When Tess made her evening call to make sure I was okay, I relayed what was going on, and she tried to reassure me. "He's nothing but bark, Haley. Don't take him seriously. But I will tell you I am so glad you got out of that situation. You know, walking in on him nailing his aide may be the best thing that’s ever happened to you." That made me laugh, and she was right. The sound of her voice and words made me feel more stable, even if just for a little while, but as the night wore on and the darkness set, my emotions got the better of me. I needed to move and get out of this place.

I went to my room and changed into the shorts, tank top and sneakers I had picked up at one of the big box stores a couple of days before.

The beach was mostly empty—a few couples spread out, making out, but I didn't pay them any attention as I ran through the sand, enjoying the pull of it as I struggled to gain traction.

I persisted, needing the movements and all the kinetic energy to settle down, and finally, my muscles prevailed over the pull and awkward lumps and bumps of the sand, and then I was flying—content that all I could hear was the thudding of my heartbeat in my ears.

I didn't want to think or figure things out. I just wanted to move until the uneasy feeling coursing through me would dissipate.

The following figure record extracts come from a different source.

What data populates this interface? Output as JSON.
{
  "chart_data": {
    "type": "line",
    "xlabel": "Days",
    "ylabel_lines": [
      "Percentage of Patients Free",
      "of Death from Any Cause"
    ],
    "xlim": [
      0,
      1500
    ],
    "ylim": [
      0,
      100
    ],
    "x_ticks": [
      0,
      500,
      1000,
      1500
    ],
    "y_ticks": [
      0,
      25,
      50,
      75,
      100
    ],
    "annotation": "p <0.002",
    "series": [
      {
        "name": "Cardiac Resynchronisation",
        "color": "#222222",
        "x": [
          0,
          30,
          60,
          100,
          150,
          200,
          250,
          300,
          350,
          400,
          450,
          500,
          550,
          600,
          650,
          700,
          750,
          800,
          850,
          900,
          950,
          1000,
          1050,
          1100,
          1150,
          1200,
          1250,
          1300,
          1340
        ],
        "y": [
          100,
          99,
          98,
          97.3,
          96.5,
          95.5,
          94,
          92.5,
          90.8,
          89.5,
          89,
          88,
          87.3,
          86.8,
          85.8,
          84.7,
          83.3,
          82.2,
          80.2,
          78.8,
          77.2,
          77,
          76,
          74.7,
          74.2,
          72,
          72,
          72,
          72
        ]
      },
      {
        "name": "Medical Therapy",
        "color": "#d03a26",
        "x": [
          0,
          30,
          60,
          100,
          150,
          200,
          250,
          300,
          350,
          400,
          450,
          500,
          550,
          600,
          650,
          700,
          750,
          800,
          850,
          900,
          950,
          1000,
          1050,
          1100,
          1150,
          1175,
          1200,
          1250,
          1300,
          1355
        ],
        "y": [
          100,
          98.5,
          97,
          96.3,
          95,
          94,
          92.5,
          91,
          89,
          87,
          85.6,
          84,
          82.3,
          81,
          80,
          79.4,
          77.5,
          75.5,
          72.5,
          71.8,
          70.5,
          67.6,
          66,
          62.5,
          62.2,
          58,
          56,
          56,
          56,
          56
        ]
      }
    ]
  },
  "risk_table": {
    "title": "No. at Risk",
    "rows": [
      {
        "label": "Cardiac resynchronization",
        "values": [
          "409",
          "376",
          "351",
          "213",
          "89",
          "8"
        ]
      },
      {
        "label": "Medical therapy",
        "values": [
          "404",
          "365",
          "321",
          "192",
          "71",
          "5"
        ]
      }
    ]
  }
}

While I enjoyed moments of peace where I didn't think and just ran, eventually, my body would adjust to the unfamiliar terrain and my mind would wander. But it wasn't Marcus's nasty voicemails or threatening text messages that consumed my thoughts. It was Cooper’s hazel eyes falling to my mouth as he tilted his head slightly and moved closer to me.

My body had responded more intensely in the few seconds leading up to our near kiss than it had over the last ten years, and I didn't know what to do with that. What kind of woman runs away from her groom only to fall into the arms of the man she left years ago?

That's what I needed to remember—I left him.

Never mind the fact that it was the last thing I wanted to do, but I thought I was doing the right thing and I knew he would never understand. I don’t think he wouldn't understand it now if he knew what really happened. So that’s what it’s come down to... all of these well-meaning decisions made in the best interest of others. Yet here I was at midnight, running my ass off, willing the anxiety and desire away.

I ran until I couldn't feel my legs anymore and then headed back to the bungalow and fell into a heap on my bed, not even bothering to undress. This would begin my unhealthy pattern of holing up during the day, and then running until I couldn't feel at night where no one would see me... at least I thought no one saw me.

Cooper

"Idon't know, man. I think that was a lot of improvement," Russell said as he floated on his board next to me.

The thing about running a tourist-based business that I haven't quite gotten used to is how to not be brutally honest.

Many clients wanted to be schmoozed and told they were improving, even when it was clear they were regressing.

I nodded. "Well, the important thing is that you show up for every session and have a good attitude—you're great at that, my friend. But we need to get you in the water to practice more. You're still kind of timid and there’s no room for fear. You have to be one with the water."

Russell looked at me skeptically. He was a transplant from the Midwest, a former executive at some corn processing plant.

"I don't know, man. I've spent most of my life away from the open water, and now I live where I'm surrounded by it. Maybeyou can show no fear, but I think it’s safer to let the water know you have a healthy fear of it."

I laughed. "I can follow your thinking, but it's going to kick your ass if you're scared of it... just like anything else in life. Come on, when you had to go into those plants to make sure people were doing their jobs, did it help you to go in there all timid?"

Russell's posture straightened at this. "No, you have to go in there, large and in charge," he said, with his Midwestern twang.